As memorable as “My Adidas” was, my favorite moment of brand loyalty from DMC remains his ferocious shout-out to Ronald McDonald in “Son of Byford.” And while McDonald’s is responsible for their fair share of tongue twisters (remember the “Menu Song” pressed on flexi discs?) the fact remains that jingle writers of the ‘40s were crafting rhymes with more complexity than most of today’s club hits. And taking this one step further, is it possible that jingle writers predated beat boxing? Taylor recounts a labor dispute between recording artists and record companies in 1942 that led to oddball instruments not recognized by the union like kazoos, Jews’ harps, and musical saws being used for the recording of TV jingles. Most strikingly, singers also mimicked full bands with their mouths. Said adman Robert Foreman: “Some of our people can dub in a bass fiddle by blowing a ‘puck-puck-puck’ sound close to the mic. There’s one guy who does the snare drum, trumpet, and sax by breathing through his nose. He must be making a small fortune out of TV sound tracks.”

It is innovations and improvisations like this that make for such immersive reading in the first half of Sounds of Capitalism.
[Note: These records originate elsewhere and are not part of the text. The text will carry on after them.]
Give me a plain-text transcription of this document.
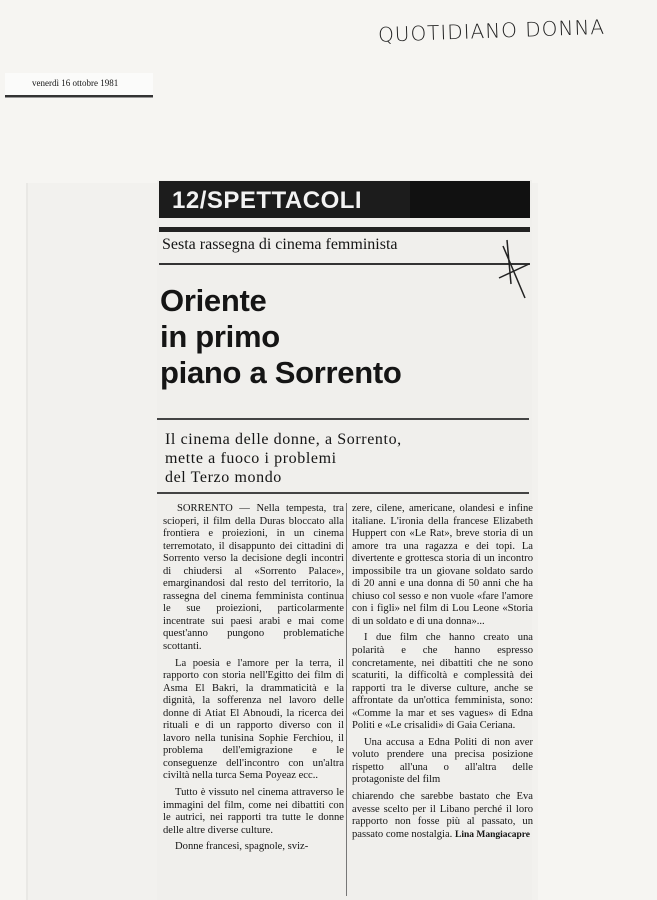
QUOTIDIANO DONNA
venerdì 16 ottobre 1981
12/SPETTACOLI
Sesta rassegna di cinema femminista
Oriente
in primo
piano a Sorrento
Il cinema delle donne, a Sorrento,
mette a fuoco i problemi
del Terzo mondo

SORRENTO — Nella tempesta, tra scioperi, il film della Duras bloccato alla frontiera e proiezioni, in un cinema terremotato, il disappunto dei cittadini di Sorrento verso la decisione degli incontri di chiudersi al «Sorrento Palace», emarginandosi dal resto del territorio, la rassegna del cinema femminista continua le sue proiezioni, particolarmente incentrate sui paesi arabi e mai come quest'anno pungono problematiche scottanti.

La poesia e l'amore per la terra, il rapporto con storia nell'Egitto dei film di Asma El Bakri, la drammaticità e la dignità, la sofferenza nel lavoro delle donne di Atiat El Abnoudi, la ricerca dei rituali e di un rapporto diverso con il lavoro nella tunisina Sophie Ferchiou, il problema dell'emigrazione e le conseguenze dell'incontro con un'altra civiltà nella turca Sema Poyeaz ecc..

Tutto è vissuto nel cinema attraverso le immagini del film, come nei dibattiti con le autrici, nei rapporti tra tutte le donne delle altre diverse culture.

Donne francesi, spagnole, sviz-

zere, cilene, americane, olandesi e infine italiane. L'ironia della francese Elizabeth Huppert con «Le Rat», breve storia di un amore tra una ragazza e dei topi. La divertente e grottesca storia di un incontro impossibile tra un giovane soldato sardo di 20 anni e una donna di 50 anni che ha chiuso col sesso e non vuole «fare l'amore con i figli» nel film di Lou Leone «Storia di un soldato e di una donna»...

I due film che hanno creato una polarità e che hanno espresso concretamente, nei dibattiti che ne sono scaturiti, la difficoltà e complessità dei rapporti tra le diverse culture, anche se affrontate da un'ottica femminista, sono: «Comme la mar et ses vagues» di Edna Politi e «Le crisalidi» di Gaia Ceriana.

Una accusa a Edna Politi di non aver voluto prendere una precisa posizione rispetto all'una o all'altra delle protagoniste del film

chiarendo che sarebbe bastato che Eva avesse scelto per il Libano perché il loro rapporto non fosse più al passato, un passato come nostalgia. Lina Mangiacapre
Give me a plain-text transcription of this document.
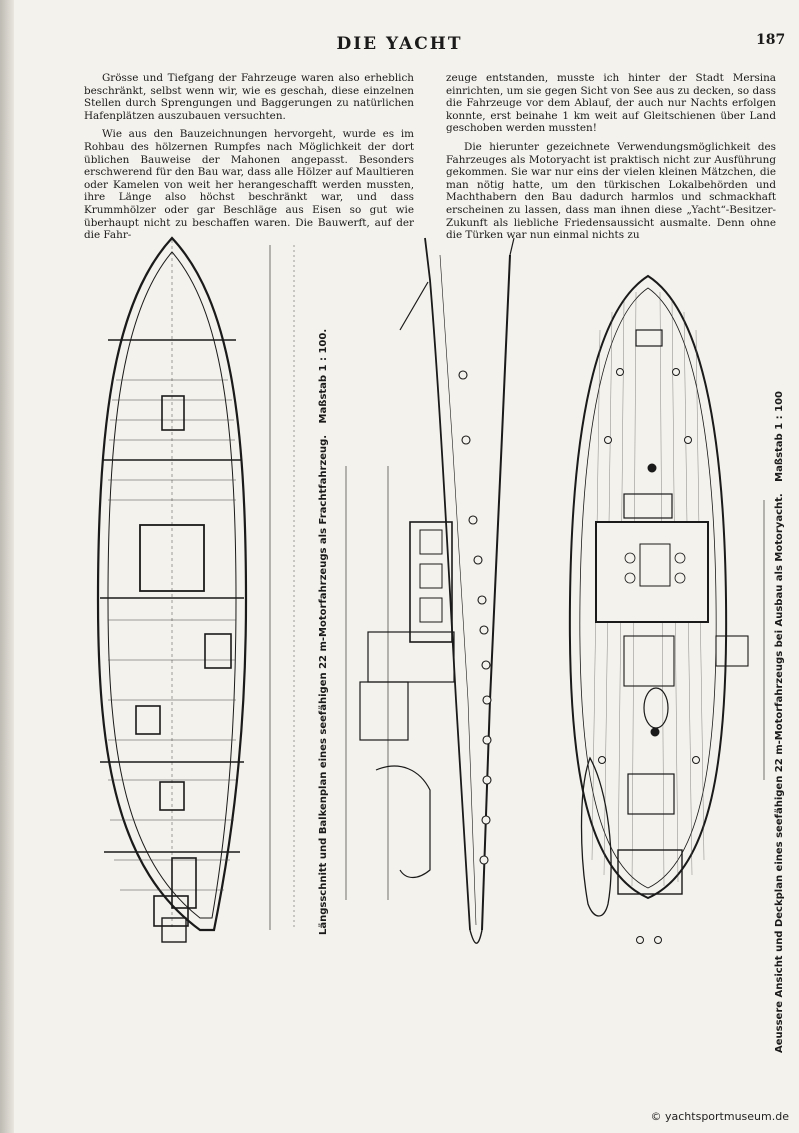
DIE YACHT	187

Grösse und Tiefgang der Fahrzeuge waren also erheblich beschränkt, selbst wenn wir, wie es geschah, diese einzelnen Stellen durch Sprengungen und Baggerungen zu natürlichen Hafenplätzen auszubauen versuchten.

Wie aus den Bauzeichnungen hervorgeht, wurde es im Rohbau des hölzernen Rumpfes nach Möglichkeit der dort üblichen Bauweise der Mahonen angepasst. Besonders erschwerend für den Bau war, dass alle Hölzer auf Maultieren oder Kamelen von weit her herangeschafft werden mussten, ihre Länge also höchst beschränkt war, und dass Krummhölzer oder gar Beschläge aus Eisen so gut wie überhaupt nicht zu beschaffen waren. Die Bauwerft, auf der die Fahr-

zeuge entstanden, musste ich hinter der Stadt Mersina einrichten, um sie gegen Sicht von See aus zu decken, so dass die Fahrzeuge vor dem Ablauf, der auch nur Nachts erfolgen konnte, erst beinahe 1 km weit auf Gleitschienen über Land geschoben werden mussten!

Die hierunter gezeichnete Verwendungsmöglichkeit des Fahrzeuges als Motoryacht ist praktisch nicht zur Ausführung gekommen. Sie war nur eins der vielen kleinen Mätzchen, die man nötig hatte, um den türkischen Lokalbehörden und Machthabern den Bau dadurch harmlos und schmackhaft erscheinen zu lassen, dass man ihnen diese „Yacht“-Besitzer-Zukunft als liebliche Friedensaussicht ausmalte. Denn ohne die Türken war nun einmal nichts zu

Längsschnitt und Balkenplan eines seefähigen 22 m-Motorfahrzeugs als Frachtfahrzeug. Maßstab 1 : 100.
Aeussere Ansicht und Deckplan eines seefähigen 22 m-Motorfahrzeugs bei Ausbau als Motoryacht. Maßstab 1 : 100
© yachtsportmuseum.de
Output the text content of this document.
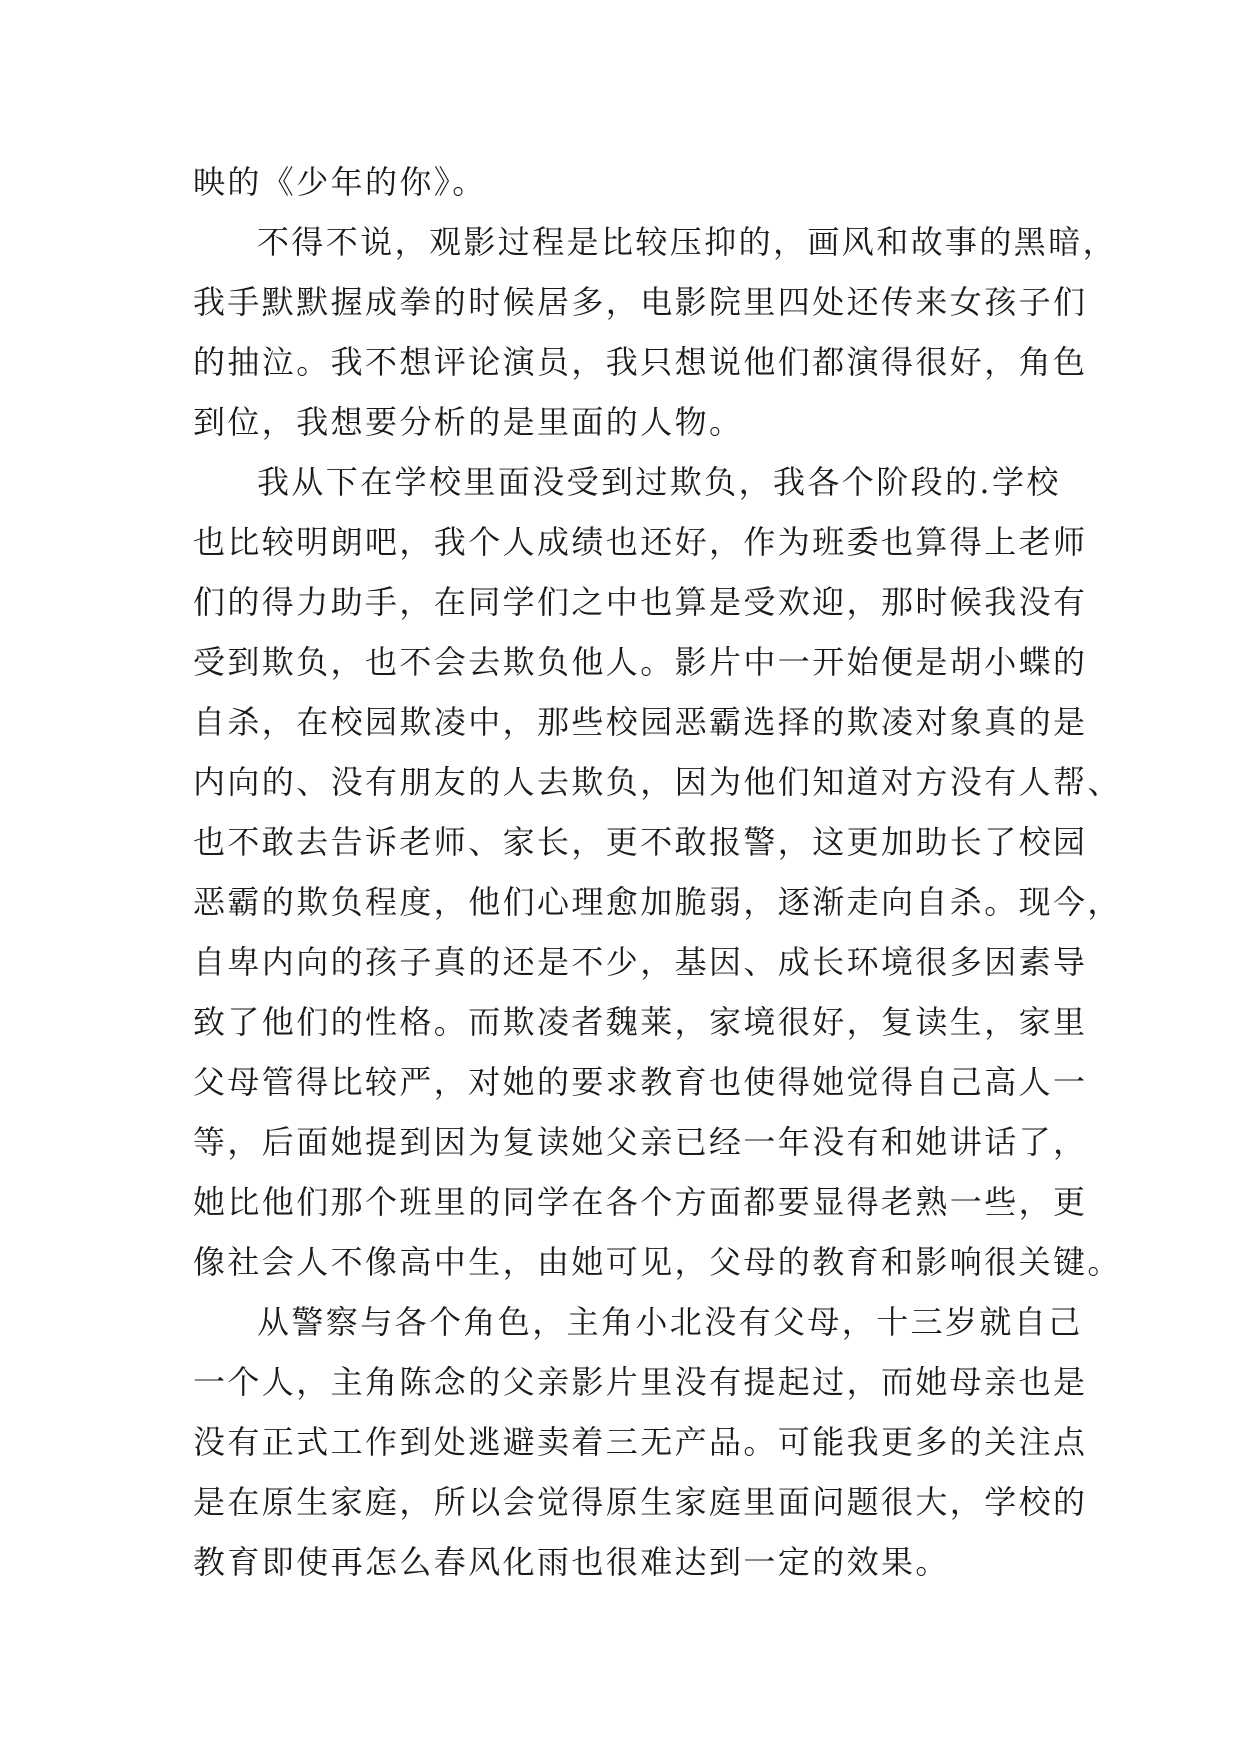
映的《少年的你》。
不得不说，观影过程是比较压抑的，画风和故事的黑暗，
我手默默握成拳的时候居多，电影院里四处还传来女孩子们
的抽泣。我不想评论演员，我只想说他们都演得很好，角色
到位，我想要分析的是里面的人物。
我从下在学校里面没受到过欺负，我各个阶段的.学校
也比较明朗吧，我个人成绩也还好，作为班委也算得上老师
们的得力助手，在同学们之中也算是受欢迎，那时候我没有
受到欺负，也不会去欺负他人。影片中一开始便是胡小蝶的
自杀，在校园欺凌中，那些校园恶霸选择的欺凌对象真的是
内向的、没有朋友的人去欺负，因为他们知道对方没有人帮、
也不敢去告诉老师、家长，更不敢报警，这更加助长了校园
恶霸的欺负程度，他们心理愈加脆弱，逐渐走向自杀。现今，
自卑内向的孩子真的还是不少，基因、成长环境很多因素导
致了他们的性格。而欺凌者魏莱，家境很好，复读生，家里
父母管得比较严，对她的要求教育也使得她觉得自己高人一
等，后面她提到因为复读她父亲已经一年没有和她讲话了，
她比他们那个班里的同学在各个方面都要显得老熟一些，更
像社会人不像高中生，由她可见，父母的教育和影响很关键。
从警察与各个角色，主角小北没有父母，十三岁就自己
一个人，主角陈念的父亲影片里没有提起过，而她母亲也是
没有正式工作到处逃避卖着三无产品。可能我更多的关注点
是在原生家庭，所以会觉得原生家庭里面问题很大，学校的
教育即使再怎么春风化雨也很难达到一定的效果。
And though Taylor does a fine job completing the circle, there’s simply not as much material to grapple with once music licensing became the name of the game in the ‘90s and beyond. Taylor astutely targets the “conquest of cool” phenomenon and chronicles the erosion of the sell-out stigma, explaining, for example, how the once-untouchable Beatles catalog has since become commercial wallpaper, with the controversial appropriation of “Revolution” in a 1987 ad for Nike serving as Trojan horse. I also liked being reminded of the day we all rushed to snap up that Nick Drake song from the Volkswagen commercial, pretending we’d owned it all along. But it’s less fun to read about Moby’s grandma-friendly techno and the millions of dollars it reaped in licensing than it is to discover a scrappy character like the banjo player Harry Reser, who created “sparkling” music for the Clicquot Club Eskimos radio show in 1929, which in turn made listeners think of sparkling ginger ale.  

I guess I simply appreciate the spirit of jingle writers, even when their creations drive me nuts. The cannibalization of the pop charts and an endless parade of kitsch may be eroding the craftsmanship that made jingles such an experimental enterprise in the last century, but the practice is far from extinct. As any Chicagoan can attest, carpeting-related earworms didn’t end with Empire, especially considering Luna, another local carpet company, has already claimed the crown of catchiest jingle in the city. In New York, the “Hatfield and McCoy-style advertising war” between Dial 7 and their rival, Carmel Car and Limousine Service, whose jingle is a little too 6-centric for Dial 7’s taste, rages on. And don’t look now, but even the Free Credit Score band is back.

The Sounds of Capitalism: Advertising, Music, and the Conquest of Culture by Timothy D. Taylor. University of Chicago Press.